Outsourcing providers are awaiting the final regulations on the servicing of these funds and whether the TA or distribution can be performed off-shore and clarity will be vital for providers.

“The last thing you want is to start servicing clients from offshore and then find out that the regulators have decided it can only be done onshore,” says Chan.

MANUAL RELIANCE
Aside from navigating the changing regulatory frameworks, the other main challenge that international outsourcing providers face in Asia is purely economic.

Outsourcing is essentially a way for Western businesses to reduce salary costs by moving jobs to lower cost locations. Asia has therefore been one of the locations that jobs are outsourced to and not from, which will make it difficult for international providers to generate the same level of savings.

In the context of investment operations outsourcing, especially the TA function, the pricing issue is exacerbated by the heavy and historic reliance on manual processes by Asia managers and distributors, says Sebastian Chaker, head of Asia for Calastone.

This means that many of the global asset servicers that have targeted the Asian market in recent years are competing with local service providers that have traditionally priced their services very low because of their low labour costs. Consequently, the global providers face hit on price in order to build market share.

In Asia, the general level of automation is around 15%, whereas in Europe, the level is closer to 80%.

And in Europe the price charged for manual transaction is as much as €25, compared with €10 for an automated transaction.

Contrastingly, in Asia and the less developed markets, the local TAs do not often differentiate between manual and automated transactions.

“This is the barrier that global operators are facing when trying to take their global platforms and pricing programmes to the Asian market,” says Chaker.

The low level of automation is often blamed on the local distributors. “Ideally, all the TAs and fund managers would agree on a standard and it would be put into use but this has not happened so far,” says Chaker.

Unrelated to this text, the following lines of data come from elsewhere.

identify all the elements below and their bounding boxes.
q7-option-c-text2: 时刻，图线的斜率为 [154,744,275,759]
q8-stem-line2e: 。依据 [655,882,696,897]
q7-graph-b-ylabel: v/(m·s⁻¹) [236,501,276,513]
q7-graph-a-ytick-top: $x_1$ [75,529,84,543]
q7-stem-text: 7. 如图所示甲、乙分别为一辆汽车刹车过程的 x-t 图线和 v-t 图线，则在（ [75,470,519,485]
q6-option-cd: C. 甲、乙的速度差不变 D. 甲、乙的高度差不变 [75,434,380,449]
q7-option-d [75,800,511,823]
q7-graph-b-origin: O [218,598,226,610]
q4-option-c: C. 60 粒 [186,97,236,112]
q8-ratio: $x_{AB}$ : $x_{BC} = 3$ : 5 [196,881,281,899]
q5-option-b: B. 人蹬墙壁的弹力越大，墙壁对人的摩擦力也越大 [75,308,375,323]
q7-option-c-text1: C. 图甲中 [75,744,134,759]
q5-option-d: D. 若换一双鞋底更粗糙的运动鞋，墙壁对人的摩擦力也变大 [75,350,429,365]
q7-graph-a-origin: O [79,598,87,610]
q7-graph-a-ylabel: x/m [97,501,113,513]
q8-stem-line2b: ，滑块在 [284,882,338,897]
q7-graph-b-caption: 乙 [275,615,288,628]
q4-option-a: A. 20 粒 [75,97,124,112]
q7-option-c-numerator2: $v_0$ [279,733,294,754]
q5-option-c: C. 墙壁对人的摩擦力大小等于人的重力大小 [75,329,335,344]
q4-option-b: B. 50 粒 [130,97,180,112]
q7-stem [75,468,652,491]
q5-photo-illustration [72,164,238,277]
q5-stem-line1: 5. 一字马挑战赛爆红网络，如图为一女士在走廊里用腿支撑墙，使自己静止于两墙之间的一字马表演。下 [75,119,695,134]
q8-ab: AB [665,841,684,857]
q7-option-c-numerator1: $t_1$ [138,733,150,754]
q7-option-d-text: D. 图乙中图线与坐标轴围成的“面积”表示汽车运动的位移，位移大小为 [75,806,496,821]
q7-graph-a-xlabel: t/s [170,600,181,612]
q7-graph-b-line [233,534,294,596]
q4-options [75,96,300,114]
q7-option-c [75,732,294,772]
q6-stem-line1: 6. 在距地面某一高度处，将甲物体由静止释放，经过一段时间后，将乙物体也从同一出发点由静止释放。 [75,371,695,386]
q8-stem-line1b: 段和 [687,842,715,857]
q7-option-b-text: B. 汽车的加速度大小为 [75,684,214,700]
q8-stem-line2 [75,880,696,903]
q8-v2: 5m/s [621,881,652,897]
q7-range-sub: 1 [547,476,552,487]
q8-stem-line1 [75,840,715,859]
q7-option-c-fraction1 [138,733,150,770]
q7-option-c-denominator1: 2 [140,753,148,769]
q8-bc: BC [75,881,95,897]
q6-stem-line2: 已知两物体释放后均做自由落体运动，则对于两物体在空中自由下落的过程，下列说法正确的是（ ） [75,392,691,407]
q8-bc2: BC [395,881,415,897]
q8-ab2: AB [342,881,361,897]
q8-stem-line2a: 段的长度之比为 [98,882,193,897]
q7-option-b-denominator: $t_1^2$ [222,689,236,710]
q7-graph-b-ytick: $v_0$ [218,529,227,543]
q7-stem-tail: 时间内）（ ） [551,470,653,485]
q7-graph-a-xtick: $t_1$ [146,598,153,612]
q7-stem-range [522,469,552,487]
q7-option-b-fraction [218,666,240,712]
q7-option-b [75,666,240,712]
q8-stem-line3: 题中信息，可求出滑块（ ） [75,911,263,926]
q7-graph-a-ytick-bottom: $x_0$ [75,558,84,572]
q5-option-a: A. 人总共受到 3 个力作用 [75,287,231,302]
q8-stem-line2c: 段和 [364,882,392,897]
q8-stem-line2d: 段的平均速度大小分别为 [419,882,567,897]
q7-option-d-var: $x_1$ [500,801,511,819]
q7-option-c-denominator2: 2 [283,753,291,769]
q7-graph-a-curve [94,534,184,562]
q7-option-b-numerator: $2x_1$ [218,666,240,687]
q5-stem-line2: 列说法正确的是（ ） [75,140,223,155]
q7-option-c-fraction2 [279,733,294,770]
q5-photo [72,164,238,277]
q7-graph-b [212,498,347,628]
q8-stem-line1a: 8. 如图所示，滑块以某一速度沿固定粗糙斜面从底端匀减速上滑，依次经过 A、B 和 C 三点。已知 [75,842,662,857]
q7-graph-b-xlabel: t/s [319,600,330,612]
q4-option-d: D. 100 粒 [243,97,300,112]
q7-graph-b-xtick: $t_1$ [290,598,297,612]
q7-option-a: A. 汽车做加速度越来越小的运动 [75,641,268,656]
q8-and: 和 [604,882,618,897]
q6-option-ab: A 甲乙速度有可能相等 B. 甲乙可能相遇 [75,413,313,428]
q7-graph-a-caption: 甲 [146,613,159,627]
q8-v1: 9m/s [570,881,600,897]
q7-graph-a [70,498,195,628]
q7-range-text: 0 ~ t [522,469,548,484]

Swift, for example, has developed a standard. But buy-side firms have not embraced it because they are not willing to invest in expensive IT projects.

“It is not that the distributors are unwilling to use automation, but they are less willing to pay heavily for it,” says Chaker.

There is some light for outsourcing providers, though, and indications that this is the beginning of a transition period from a manually intensive market to one that is more open to using automation.

The cost of labour is rising across the region, and not just the more mature markets. The technology is improving and becoming more accessible and the cost of legal and regulatory requirements is increasing the operational burden on manually-based participants.

And there is the case of Taiwan and the collaboration between the Taiwan Depositary & Clearing Corporation (TDCC) and Calastone on an automated fund order routing service, launched in September 2012.

There are more than 20 offshore fund managers and four distributor banks live on the system – the latest of which was the Union Bank of Taiwan – and, according to Chaker, there are more distributors waiting to join.

“The big difference with the TDCC model in Taiwan is that the buy-side are not charged any transaction fees to automate their orders and the investment required to connect straight-through-processing is minimal,” he says. “Other markets, like Hong-Kong and Singapore, are gradually moving towards automation even though there is no equivalent of TDCC to sit in the middle of the process. ”

GLOBAL CUSTODIANS
It is an alternative approach to the model offered by international central securities depositaries, such as Euroclear and Clearstream, in that it is purely transactional and does not require a custodian between the distributor and the transfer agent, thereby also excluding the global custodian.

There is an equivalent in the US – the NSCC-Fund Serv, provided by the DTCC, a messaging network and settlement system designed purely for mutual funds.

Despite this exclusion, Chaker says there are still opportunities for the global custodians. “There will always be a demand for a full outsourcing service but in the fund distribution market this is likely to come from the mid-sized players that want a one-stop-shop from the global custodians.”